Two pieces by TPM faves Jamelle Bouie and Greg Sargent are essential reading for impeachment supporters, as the president and his defenders attack the proceedings as undemocratic and illegitimate. Bouie gets the ball rolling with a column affirming the constitutional legitimacy of impeachment (i.e., it is not a coup, as the GOP would have us believe), and that hits back against claims that it’s an overturning of the 2016 election and that those who oppose Trump can only look to the 2020 elections for recourse. These are all important points in combatting the propaganda that takes the place of reasoned argument coming from the president’s defenders, but Bouie goes on to make an observation that goes to the heart of how weak these arguments are: the president has been acting and talking as if he represents the will of the voters, but this is purely a fiction. In the first place, he was elected by a minority of those who cast their votes in 2016; in the second, the Democrats won a majority of votes in the 2018 elections (and seized control of the House of Representatives despite odds stacked against them by GOP gerrymandering and voter suppression efforts). The degree to which only votes for the president, and not votes for members of Congress, count in the mind of the president and his defenders is truly remarkable, and fits neatly into their belief that the presidency is the “real” power in our system of government.
At a moment when the Democrats need to be hitting this president with every tool at their disposal, pointing out the illogic of his majoritarian pretensions seems a pretty good way to chisel at his defenses. Everyone knows he lost the popular vote, and the Democrats shouldn’t shy away from capitalizing on this fact, not when they face a president willing to lie and cheat his way to re-election. The fact of the House victory in 2018 should be kept front and center — it was a clear repudiation of this president, and is obviously why there can even be an impeachment effort now.
But keeping the truth of his minority status in the public mind is also an antidote to Trump’s “right-wing populist logic” in which those who don’t support him are, by definition, illegitimate actors in American politics.

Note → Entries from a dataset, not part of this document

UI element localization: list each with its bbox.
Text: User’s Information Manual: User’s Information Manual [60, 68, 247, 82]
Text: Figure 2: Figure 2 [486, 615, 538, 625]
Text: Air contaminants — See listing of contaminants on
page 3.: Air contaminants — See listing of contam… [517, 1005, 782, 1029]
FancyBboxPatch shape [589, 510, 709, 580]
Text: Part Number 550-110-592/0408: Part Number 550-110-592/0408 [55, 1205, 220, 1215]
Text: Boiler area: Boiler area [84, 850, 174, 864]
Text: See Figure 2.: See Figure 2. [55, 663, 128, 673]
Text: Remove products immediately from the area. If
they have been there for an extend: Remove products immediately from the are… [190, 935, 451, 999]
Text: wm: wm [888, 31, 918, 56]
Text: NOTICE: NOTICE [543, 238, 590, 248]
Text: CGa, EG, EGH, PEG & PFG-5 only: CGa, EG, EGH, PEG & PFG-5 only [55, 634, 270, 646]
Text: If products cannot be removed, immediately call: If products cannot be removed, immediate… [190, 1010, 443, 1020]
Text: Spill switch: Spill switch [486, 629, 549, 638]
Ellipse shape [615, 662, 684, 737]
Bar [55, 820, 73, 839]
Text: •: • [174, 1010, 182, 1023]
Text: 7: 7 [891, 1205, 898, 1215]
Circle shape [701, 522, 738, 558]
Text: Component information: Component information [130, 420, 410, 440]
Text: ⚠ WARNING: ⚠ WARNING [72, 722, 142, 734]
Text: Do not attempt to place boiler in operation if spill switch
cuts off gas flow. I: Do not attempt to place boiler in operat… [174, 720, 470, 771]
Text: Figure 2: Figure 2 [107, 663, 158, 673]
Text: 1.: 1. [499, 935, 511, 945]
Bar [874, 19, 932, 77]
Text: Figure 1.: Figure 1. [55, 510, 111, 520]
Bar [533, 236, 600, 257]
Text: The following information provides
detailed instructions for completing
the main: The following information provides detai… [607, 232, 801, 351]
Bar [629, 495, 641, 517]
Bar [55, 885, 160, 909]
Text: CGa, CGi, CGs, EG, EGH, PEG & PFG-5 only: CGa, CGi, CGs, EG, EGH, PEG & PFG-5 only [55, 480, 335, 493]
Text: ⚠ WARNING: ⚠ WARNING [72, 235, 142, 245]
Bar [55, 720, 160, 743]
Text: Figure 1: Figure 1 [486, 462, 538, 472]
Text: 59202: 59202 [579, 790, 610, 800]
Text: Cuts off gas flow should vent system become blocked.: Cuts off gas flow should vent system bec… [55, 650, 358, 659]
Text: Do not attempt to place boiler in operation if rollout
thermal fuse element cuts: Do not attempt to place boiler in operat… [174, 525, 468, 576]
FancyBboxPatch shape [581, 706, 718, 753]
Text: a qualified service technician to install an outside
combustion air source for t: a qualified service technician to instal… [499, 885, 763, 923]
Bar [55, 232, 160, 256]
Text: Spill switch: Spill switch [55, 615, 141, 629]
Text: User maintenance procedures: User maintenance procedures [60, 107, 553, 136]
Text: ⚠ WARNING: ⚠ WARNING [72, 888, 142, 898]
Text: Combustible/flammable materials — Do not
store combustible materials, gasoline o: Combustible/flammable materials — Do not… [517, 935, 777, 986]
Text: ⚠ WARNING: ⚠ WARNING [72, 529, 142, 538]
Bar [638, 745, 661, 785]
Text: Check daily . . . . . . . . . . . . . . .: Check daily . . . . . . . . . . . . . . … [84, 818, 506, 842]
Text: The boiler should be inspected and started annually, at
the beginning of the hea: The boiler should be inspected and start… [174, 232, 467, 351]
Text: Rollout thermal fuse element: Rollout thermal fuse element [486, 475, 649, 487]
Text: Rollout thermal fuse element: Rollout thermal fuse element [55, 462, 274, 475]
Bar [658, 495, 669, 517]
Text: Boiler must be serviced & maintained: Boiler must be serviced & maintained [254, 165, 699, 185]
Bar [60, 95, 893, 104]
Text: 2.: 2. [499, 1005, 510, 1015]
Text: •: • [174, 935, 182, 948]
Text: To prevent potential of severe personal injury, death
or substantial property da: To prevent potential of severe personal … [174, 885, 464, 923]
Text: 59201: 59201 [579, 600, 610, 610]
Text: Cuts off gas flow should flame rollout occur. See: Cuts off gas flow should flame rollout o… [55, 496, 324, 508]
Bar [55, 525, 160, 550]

Bouie writes:
Trump has not tried to represent the nation as a whole and does not pretend to govern on everyone’s behalf. Instead, he casts himself as a representative of “the people,” narrowly defined as his supporters, who are themselves — in a sort of circular logic — the essence of the nation. In the Trumpist vision, the 2016 election stands apart from all others. It’s no longer a grant of constitutionally-bounded authority. It becomes a kind of coronation, in which Trump is sanctified as the embodiment of a “real America,” the actual size of which is irrelevant.
This is the first time it’s really clicked for me that Trump, and many of his supporters, view 2016 as a sort of “Year Zero,” when a celestial countdown ticked over and the elect were separated from the damned, and when, as far as they’re concerned, the rules all changed. This goes hand-in-fascist-glove, of course, with the idea that their opponents are illegitimate, either in wanting to hold power or in opposing this presidency — not exactly a vision of American politics compatible with contested elections or the peaceful transition of power.
Greg Sargent elaborates on some of Bouie’s points, referring to Trump’s actual position as “minoritarian populism" or “counter-majoritarian populism.” In particular, he zeroes in on how the president and his defenders have combined the idea that the president alone represents the will of the majority with their attacks on the federal bureaucracy, which they call “the deep state” and decry as undemocratically opposed to the president’s will. Here, Sargent makes a point that needs to be put into wider circulation:
The whole legal scaffolding of whistleblower protections that arose in legislative stages after Watergate reflects the recognition that you want government insiders to be able to sound the alarm about wrongdoing without fear of retaliation from agency heads who serve at the executive’s pleasure. You want this to protect the people [. . .] [T]he bottom line is that when Trump attacks this as a sham process — as an effort to flout some fictitious people’s will — he’s actually trying to undermine the very sort of protections that evolved to deal with precisely the sort of corruption Trump is engaged in. These processes were created and built upon by democratically elected Congresses and previous presidents.
In other words, while Trump is trying to convince us that he’s the victim of a “deep state” coup, the impeachment inquiry was set off by a member of the government following the rules put in place by democratically-elected congressmen and senators (and signed into law by a democratically-elected president!). And I would add that apart from the whistleblower in the Ukraine scandal, the behavior of those members of the diplomatic and national security bureaucracy troubled by Donald Trump’s corrupt backchannel efforts to pressure Ukraine and subvert the 2020 elections is remarkable for the degree to which they played by internal rules and procedures; if anything, we can see how the president was for a long time able to benefit from many people’s good faith belief in a system where the president is assumed not be a corrupt actor.
The logical, fact-based analysis and democratic appeals of Bouie and Sargent’s arguments could not contrast more strongly with the feral, anti-democratic animus of President Trump’s ugly populism, which is inseparable from his white supremacism and authoritarianism. Trump’s assertions of a unique rectitude and knowledge of what’s best for America are laughable, but also necessary given the weak hand he has always held. With impeachment, Democrats and the rest of America have called his bluff; part of the process of undoing this presidency will be to dissect his absurd pretensions to be the only democratic figure in government.